A Corbeil-Essonnes fief de Serge Dassault (UMP), le candidat Bruno Piriou (PC), battu de 170 voix (6.621 contre 6.451 à M. Dassault) au second tour a déposé un recours en annulation devant le
tribunal administratif de Versailles pour les irrégularités suivantes « distributions d'enveloppes », « intimidations » par son concurrent le maire sortant. Il disposerait
« d'attestations et de preuves irréfutables » lui permettant de dénoncer des achats de voix, des pressions sur les électeurs, des irrégularités de propagande. Il est a noter qu’au
second tour, Serge Dassault a recueilli plus de 1700 voix de plus qu'au premier tour, tandis que Bruno Piriou a fait 200 voix de plus que la somme des suffrages des deux listes de gauche au
premier tour. Il semblerait que l’industriel ait les moyens de sa réélection ce n’est pas la première fois que ce fait est dénoncé à Corbeil-Essonnes.

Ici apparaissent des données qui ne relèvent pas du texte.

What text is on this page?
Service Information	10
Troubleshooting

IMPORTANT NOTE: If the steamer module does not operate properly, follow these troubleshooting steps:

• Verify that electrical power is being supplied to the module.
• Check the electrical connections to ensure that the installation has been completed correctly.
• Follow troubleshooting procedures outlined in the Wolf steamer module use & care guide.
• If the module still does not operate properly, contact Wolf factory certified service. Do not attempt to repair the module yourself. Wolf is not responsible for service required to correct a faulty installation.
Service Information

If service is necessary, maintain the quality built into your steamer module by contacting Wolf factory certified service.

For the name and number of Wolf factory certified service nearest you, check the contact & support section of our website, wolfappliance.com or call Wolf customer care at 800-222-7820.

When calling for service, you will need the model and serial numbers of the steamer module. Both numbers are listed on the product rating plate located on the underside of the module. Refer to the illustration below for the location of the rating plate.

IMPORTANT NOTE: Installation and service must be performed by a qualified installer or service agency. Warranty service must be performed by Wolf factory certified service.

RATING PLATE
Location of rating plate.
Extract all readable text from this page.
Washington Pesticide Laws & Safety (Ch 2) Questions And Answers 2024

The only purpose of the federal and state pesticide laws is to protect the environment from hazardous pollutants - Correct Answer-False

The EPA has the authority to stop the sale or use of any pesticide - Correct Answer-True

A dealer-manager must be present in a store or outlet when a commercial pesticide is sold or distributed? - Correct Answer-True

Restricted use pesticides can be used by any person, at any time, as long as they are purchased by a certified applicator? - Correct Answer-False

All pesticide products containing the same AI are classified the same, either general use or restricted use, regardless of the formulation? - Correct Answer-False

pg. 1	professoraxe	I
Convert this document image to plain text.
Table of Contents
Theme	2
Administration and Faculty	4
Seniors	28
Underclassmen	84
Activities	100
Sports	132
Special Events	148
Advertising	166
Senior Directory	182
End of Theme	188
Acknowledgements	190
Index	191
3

A Perpignan l’écart entre la candidate socialiste et le maire sortant UMP est de 574 voix. Plusieurs irrégularités ont été constatées. Un président de bureau de vote avait été pris en flagrant délit de fraude électorale présumée, il avait caché des bulletins dans ses chaussettes. De plus dans le bureau qu’il présidait il y aurait eu 74 bulletins de plus dans l’urne que le nombre de paraphes sur les listes d'émargement, c'est une preuve supplémentaire des fortes présomptions de bourrage d'urnes. Le cas n’est pas isolé sur quatre bureaux le nombre de bulletins était supérieur de 253 à celui des signatures. La candidate socialiste a ainsi présenté au tribunal administratif de Montpellier un recours en annulation de ce scrutin pour irrégularités.
A Pau François Bayrou, a décidé de saisir la Commission nationale des comptes de campagne. Il aurait constaté de graves irrégularités, notamment la publication d'un journal de campagne gratuit, favorable au maire sortant. Il appartient à la Commission nationale des comptes de campagne et des financements politiques d’enquêter sur la régularité des comptes du candidat et de saisir le tribunal administratif si des irrégularités sont constatées. M. Bayrou a été battu avec 38,81% au second tour, contre 39,76% pour la socialiste Martine Lignières-Cassou et 21,42% pour le maire sortant Yves Urieta (ex-PS soutenu par l'UMP).
Si le tribunal administratif est saisi il peut être amené à invalider un candidat fautif, et même à annuler un scrutin. Ces cas sont rares il faut qu’apparaissent des manœuvres susceptibles d’avoir pu fausser les résultats.
A Puteaux Charles Ceccaldi-Raynaud opposant à la maire UMP, sa propre fille Joëlle Ceccaldi-Raynaud réélue le 16 mars, devrait sous la demande du préfet démissionner pour cause d'excédent familial. Charles Ceccaldi-Raynaud, 82 ans, a indiqué qu’il n’avait pas l’intention de le faire. En 2004, il a voulu récupérer la place de maire qu'il avait cédée à sa fille quelques mois plus tôt pour des raisons de santé. Depuis il entretient de très mauvaises relations avec sa fille qui conserve la mairie. Une affaire de famille UMP.
Les municipales ne sont pas terminées il faut attendre les décisions des tribunaux administratifs. Nous constatons que de très sérieuses irrégularités sont dénoncées notre démocratie mérite mieux.